Jean-Baptiste Charcot et la première expédition antarctique française (1903-1905)
Médecin devenu explorateur, Jean-Baptiste Charcot fit de l’exploration polaire une véritable mission nationale. Il entreprit sa première expédition à bord du Français, une goélette construite à ses frais pour cette aventure. Au cours de ce voyage le long de la côte ouest de la péninsule Antarctique, Charcot découvrit le chenal Peltier, l’île Doumer, le port Lockroy et la Terre de Loubet. Il réalisa également le premier débarquement confirmé sur la côte ouest de la péninsule, au cap Tuxen, et cartographia plus de 600 miles (environ 965 km) de côtes, notamment celles de l’archipel Palmer. L’expédition permit la collecte d’importantes données scientifiques dans divers domaines. Charcot offrit ainsi à la France une place inédite dans les affaires antarctiques. Le Français échappa de peu au naufrage après avoir heurté un rocher.

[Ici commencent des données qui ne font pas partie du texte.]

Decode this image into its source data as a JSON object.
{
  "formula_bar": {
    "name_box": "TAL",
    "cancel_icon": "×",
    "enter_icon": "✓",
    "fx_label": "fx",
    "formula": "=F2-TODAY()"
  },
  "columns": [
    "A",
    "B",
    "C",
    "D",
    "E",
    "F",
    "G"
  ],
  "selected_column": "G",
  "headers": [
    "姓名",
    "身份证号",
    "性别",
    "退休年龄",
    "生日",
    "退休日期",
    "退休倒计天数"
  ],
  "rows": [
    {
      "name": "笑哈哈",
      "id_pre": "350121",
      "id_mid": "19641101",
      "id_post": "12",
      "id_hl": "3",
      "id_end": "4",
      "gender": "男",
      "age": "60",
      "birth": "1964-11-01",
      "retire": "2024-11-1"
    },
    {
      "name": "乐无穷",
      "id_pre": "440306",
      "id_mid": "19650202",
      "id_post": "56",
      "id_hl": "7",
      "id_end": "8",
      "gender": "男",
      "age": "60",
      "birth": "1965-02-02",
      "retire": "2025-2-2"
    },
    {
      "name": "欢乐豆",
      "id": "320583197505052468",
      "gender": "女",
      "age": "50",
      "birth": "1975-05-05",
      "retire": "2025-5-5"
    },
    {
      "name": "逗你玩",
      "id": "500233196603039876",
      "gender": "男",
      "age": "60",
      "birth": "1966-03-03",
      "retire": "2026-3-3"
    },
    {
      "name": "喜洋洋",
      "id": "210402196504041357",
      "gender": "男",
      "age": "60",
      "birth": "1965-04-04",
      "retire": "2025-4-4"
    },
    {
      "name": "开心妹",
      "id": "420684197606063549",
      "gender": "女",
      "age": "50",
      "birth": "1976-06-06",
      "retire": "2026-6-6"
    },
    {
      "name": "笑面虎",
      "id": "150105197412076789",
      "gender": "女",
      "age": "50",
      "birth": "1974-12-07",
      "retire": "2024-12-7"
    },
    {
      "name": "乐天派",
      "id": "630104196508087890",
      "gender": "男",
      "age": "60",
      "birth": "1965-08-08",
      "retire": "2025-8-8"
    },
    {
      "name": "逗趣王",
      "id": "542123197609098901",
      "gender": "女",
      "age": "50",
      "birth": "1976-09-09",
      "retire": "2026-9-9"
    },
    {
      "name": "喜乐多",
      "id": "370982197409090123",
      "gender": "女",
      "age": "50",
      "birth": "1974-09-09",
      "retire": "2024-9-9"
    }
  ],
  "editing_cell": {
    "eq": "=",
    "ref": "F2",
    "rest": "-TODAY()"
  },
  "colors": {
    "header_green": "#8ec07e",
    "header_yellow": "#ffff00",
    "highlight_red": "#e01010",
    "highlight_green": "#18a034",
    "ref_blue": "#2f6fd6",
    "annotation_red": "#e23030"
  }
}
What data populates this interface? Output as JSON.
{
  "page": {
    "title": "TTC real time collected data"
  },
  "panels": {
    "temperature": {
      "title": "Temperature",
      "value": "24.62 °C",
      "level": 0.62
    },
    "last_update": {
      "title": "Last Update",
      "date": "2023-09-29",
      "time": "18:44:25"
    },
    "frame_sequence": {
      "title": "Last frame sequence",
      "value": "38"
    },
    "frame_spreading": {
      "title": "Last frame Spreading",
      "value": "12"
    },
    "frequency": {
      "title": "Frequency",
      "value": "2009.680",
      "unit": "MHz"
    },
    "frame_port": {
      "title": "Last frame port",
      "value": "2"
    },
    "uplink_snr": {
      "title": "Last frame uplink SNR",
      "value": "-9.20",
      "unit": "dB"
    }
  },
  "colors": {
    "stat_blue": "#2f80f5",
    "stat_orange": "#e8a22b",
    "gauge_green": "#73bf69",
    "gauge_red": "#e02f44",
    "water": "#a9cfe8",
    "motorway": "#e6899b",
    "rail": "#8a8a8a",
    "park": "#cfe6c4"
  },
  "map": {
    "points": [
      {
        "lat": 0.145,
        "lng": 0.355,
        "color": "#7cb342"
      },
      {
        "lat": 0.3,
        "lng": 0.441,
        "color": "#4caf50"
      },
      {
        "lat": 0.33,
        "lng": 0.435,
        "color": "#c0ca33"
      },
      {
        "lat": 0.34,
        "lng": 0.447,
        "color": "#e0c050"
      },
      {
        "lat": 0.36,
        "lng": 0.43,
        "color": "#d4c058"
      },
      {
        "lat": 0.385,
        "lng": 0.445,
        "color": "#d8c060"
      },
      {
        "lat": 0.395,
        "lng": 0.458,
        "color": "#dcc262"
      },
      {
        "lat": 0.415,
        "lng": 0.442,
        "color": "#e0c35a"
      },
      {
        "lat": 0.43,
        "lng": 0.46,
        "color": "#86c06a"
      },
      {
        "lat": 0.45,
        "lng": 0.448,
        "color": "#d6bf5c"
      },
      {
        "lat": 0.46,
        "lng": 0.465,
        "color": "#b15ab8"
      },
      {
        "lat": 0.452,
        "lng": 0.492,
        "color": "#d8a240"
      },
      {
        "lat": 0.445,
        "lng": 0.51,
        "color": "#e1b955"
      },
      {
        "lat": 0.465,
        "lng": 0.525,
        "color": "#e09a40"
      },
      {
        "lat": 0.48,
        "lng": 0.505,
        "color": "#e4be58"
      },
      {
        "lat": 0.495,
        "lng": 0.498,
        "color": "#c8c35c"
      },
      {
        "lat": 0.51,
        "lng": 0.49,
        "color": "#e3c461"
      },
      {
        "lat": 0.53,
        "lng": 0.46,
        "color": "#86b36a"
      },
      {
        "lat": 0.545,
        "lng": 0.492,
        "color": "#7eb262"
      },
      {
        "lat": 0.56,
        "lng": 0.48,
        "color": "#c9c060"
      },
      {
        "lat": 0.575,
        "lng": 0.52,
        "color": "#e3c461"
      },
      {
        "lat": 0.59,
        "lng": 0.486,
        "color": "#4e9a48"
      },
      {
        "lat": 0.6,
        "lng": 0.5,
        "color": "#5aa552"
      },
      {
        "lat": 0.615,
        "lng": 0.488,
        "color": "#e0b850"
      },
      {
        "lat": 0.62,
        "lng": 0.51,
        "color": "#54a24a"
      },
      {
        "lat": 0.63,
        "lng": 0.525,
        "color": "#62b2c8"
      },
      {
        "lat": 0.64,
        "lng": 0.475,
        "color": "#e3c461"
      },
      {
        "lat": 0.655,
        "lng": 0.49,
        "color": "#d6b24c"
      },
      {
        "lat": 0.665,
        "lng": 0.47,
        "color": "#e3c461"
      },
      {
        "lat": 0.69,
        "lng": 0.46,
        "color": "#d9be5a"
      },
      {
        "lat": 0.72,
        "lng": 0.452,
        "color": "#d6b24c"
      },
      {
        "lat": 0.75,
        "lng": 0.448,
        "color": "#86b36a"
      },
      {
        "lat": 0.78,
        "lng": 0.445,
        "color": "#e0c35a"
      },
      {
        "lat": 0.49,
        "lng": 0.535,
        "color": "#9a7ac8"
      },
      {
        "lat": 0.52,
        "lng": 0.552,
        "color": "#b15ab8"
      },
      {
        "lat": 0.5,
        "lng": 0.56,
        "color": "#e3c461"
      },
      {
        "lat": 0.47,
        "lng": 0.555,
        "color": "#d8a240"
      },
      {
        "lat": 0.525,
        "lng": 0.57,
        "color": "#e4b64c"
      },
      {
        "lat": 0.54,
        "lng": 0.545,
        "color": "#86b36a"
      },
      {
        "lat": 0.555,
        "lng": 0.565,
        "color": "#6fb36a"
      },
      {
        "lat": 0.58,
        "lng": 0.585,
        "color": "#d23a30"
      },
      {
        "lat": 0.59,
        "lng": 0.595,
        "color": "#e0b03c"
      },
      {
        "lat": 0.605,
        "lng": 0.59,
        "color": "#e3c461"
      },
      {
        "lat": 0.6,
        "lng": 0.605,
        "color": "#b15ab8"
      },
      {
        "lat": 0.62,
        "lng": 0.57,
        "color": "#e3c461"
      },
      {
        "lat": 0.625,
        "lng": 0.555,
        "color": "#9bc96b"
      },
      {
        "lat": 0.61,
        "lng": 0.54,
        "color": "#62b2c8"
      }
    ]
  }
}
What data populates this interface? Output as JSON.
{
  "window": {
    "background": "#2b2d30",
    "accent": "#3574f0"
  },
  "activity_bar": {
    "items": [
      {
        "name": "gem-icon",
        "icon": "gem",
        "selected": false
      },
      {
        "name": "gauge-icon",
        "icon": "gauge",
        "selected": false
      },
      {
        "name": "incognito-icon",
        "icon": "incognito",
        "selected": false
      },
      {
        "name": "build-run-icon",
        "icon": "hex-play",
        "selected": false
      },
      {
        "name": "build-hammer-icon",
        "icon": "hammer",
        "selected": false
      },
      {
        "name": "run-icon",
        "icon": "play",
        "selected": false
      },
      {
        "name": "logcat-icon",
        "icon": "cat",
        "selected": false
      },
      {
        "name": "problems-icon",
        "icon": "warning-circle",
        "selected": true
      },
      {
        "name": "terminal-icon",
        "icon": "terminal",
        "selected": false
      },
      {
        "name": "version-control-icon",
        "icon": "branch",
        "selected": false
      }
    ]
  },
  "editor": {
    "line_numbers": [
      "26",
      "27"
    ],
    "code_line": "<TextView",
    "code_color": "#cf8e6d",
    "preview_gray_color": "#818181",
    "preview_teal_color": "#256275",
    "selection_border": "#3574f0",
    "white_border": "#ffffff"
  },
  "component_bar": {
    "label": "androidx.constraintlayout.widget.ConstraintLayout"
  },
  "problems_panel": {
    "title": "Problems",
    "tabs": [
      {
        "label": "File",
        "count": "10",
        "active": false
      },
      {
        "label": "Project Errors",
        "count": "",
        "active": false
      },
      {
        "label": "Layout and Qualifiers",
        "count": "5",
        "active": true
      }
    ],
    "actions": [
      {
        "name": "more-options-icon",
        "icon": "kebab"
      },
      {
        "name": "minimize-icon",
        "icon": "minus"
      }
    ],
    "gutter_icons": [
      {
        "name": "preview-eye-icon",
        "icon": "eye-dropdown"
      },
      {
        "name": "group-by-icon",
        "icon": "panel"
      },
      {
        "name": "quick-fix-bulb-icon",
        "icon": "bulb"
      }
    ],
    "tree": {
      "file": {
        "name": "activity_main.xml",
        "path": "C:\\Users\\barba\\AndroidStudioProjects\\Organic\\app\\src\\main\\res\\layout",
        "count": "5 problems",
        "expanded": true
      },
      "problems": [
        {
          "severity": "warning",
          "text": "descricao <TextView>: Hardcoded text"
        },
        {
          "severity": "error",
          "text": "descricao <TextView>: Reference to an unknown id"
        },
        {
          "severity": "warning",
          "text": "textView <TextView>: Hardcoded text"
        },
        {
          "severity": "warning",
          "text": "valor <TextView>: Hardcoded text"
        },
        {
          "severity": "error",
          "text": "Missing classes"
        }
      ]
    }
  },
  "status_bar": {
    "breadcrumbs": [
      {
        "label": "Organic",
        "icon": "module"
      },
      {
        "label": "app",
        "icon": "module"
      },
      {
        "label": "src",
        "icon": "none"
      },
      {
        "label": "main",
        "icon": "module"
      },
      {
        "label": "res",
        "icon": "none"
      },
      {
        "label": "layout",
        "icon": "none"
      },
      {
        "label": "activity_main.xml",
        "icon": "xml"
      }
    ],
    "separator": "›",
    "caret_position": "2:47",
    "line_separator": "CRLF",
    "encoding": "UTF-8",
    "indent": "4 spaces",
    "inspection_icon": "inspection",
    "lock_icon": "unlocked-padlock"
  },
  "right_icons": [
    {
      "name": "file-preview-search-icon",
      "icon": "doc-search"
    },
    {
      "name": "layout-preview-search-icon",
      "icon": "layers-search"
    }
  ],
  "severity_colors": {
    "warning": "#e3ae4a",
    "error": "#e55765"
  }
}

Jean-Baptiste Charcot et la deuxième expédition antarctique française (1907-1909)
Pour sa seconde expédition, Charcot fit construire une nouvelle goélette, le Pourquoi-Pas ?, cette fois soutenu financièrement par le gouvernement français. Poursuivant ses travaux le long de la péninsule Antarctique, il découvrit les baies Pendleton et Matha, cartographia l’essentiel de l’île Adélaïde, explora les terres situées au sud et à l’est de celle-ci, gravit un sommet sur l’île Jenny et réalisa les observations les plus proches jamais effectuées de l’île Alexandre. Il fut également le premier à apercevoir l’île Pierre Ier depuis sa découverte par Bellingshausen. En tout, Charcot cartographia environ 1 250 miles (près de 2 000 km) de côtes, ajoutant plus de 200 miles (320 km) à la cartographie de la côte de la Terre de Graham. Là encore, l’expédition permit de récolter une masse considérable de données scientifiques. Et comme lors de la première mission, le navire manqua de peu le naufrage après avoir percuté un rocher.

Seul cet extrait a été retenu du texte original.